Avvocato, nel caso della cittadinanza, la pratica può essere seguita anche da un Caf o un patronato per 100 euro o poco più. Considerando che la clientela straniera ha mediamente una bassa disponibilità economica, come mai in molti si rivolgono a servizi a pagamento, per 2-3.000 euro o più?
«Spesso conta molto il passaparola. O la pubblicità, soprattutto sui social, che sicuramente è in grado di condizionare molte scelte. Va detto però che in alcuni casi, il cittadino straniero che sceglie di affidarsi ad un avvocato esperto in materia di immigrazione è maggiormente tutelato. Ed è seguito in tutte le attività stragiudiziali».
È normale far pagare solo per un’informazione o per la prima consulenza informativa?
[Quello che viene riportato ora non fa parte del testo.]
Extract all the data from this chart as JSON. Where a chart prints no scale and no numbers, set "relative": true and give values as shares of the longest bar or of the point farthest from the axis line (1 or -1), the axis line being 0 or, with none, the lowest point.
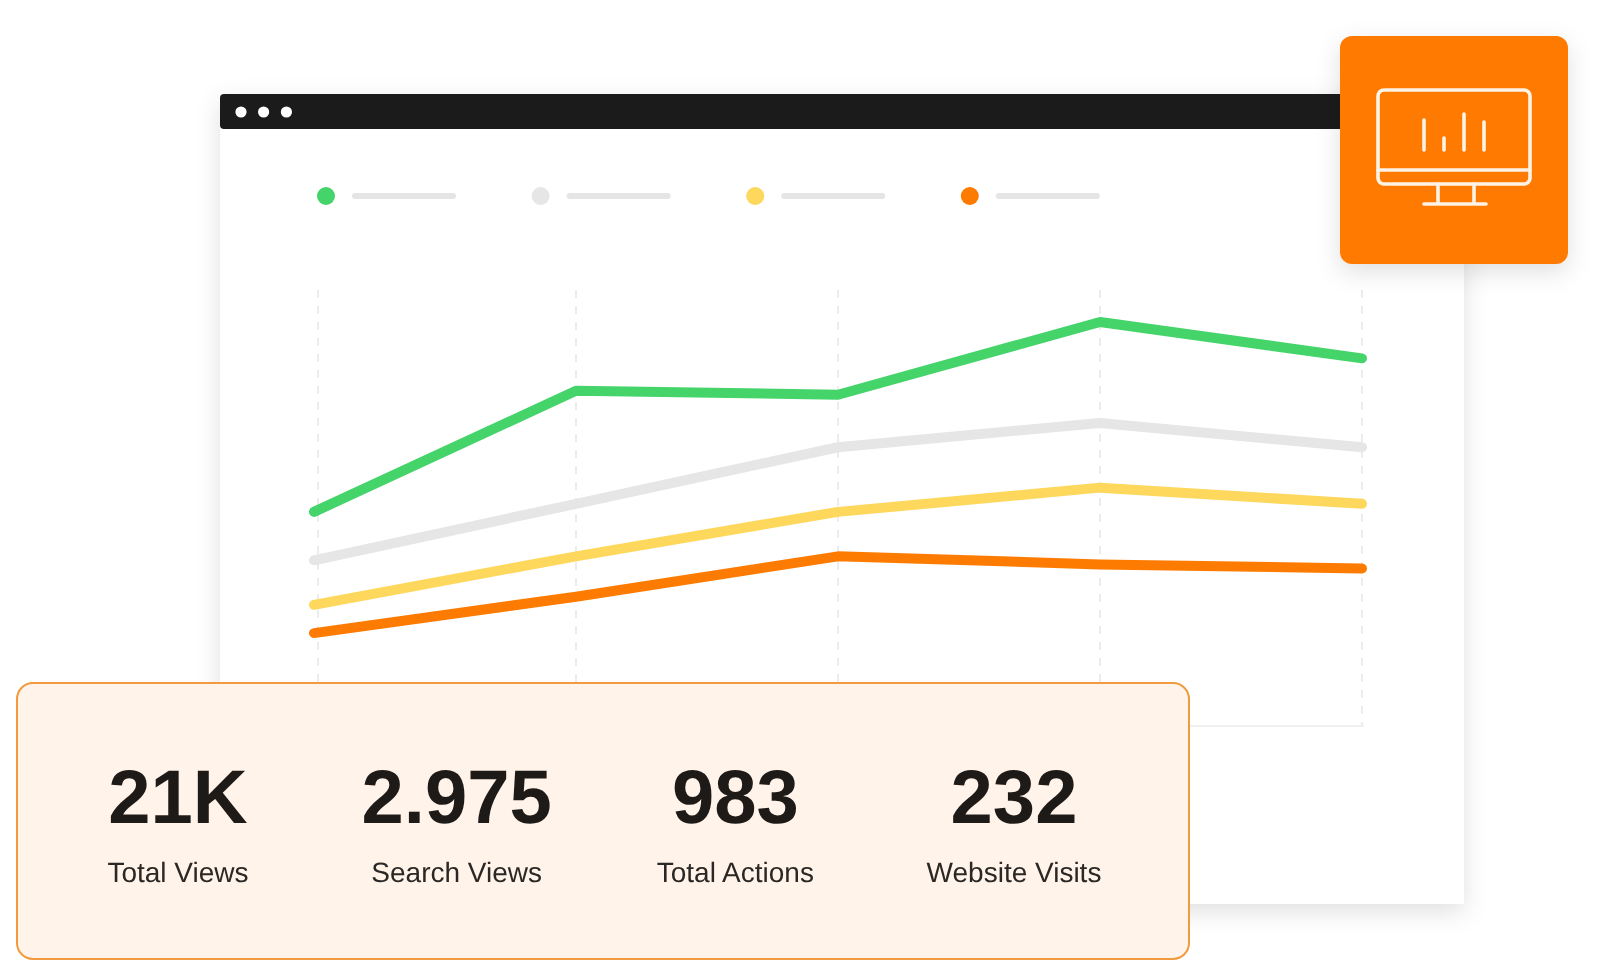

«Il patrocinio non riguarda l’attività di consulenza che quindi può essere a pagamento. Alcuni studi legali spesso concedono una prima valutazione gratuita. Che però non deve configurare un’ipotesi di accaparramento di clientela. Anche qui c’è una deontologia. Condivido Pietro Calamandrei quando diceva che l’avvocato “deve essere prima di tutto un cuore, un altruista, uno che sappia comprendere gli altri uomini… sentire come sue le loro ambasce”».
E qui però si si apre un altro capitolo. Perché in nome «dell’umanità» o dell’ideologia, l’avvocato spesso presta il fianco a racconti non veritieri da parte dei migranti che servono a convincere i giudici. Penso soprattutto ai ricorsi per l’asilo portati avanti da migranti economici. Questo sistema non rischia di ledere chi ha veramente diritto alla protezione? E che poi si finisca per non credere più a nessuno?
«Noi dobbiamo ascoltare le storie che ci raccontano i nostri assistiti e tradurle in atti legali. Non è sempre vero che un migrante considerato come solo economico dalle Commissioni territoriali non abbia caratteristiche tali da non meritare protezione speciale o anche protezioni maggiori in sede di ricorso per via giudiziaria. Penso alle donne vittime di violenza che non sono riuscite a parlarne in prima istanza o ai migranti a rischio di re-trafficking. Mai come oggi chi difende gli stranieri si trova a dover tutelare i diritti umani fondamentali della persona a fronte delle molteplici violazioni poste in essere dalle autorità amministrative competenti a gestire il fenomeno migratorio».
Entrambi lavorate con il gratuito patrocinio il cui capitolo di spesa, secondo i dati del ministero della Giustizia, tra il 2015 e il 2023 è passato da 215 milioni di euro l’anno a ben 493. Un boom dove il numero degli stranieri è risultato sempre in crescita, come si legge nella relazione del ministero. È un business anche questo?
«Molti dei nostri clienti sono stranieri ma ultimamente è aumentato anche il numero degli italiani che si rivolgono a noi e hanno diritto al servizio legale a spese dello Stato. Non direi proprio che lavorare con il patrocinio arricchisce gli avvocati. L’onorario viene dimezzato e i pagamenti arrivano dopo anni dalla fine dei procedimenti. I business sono altri».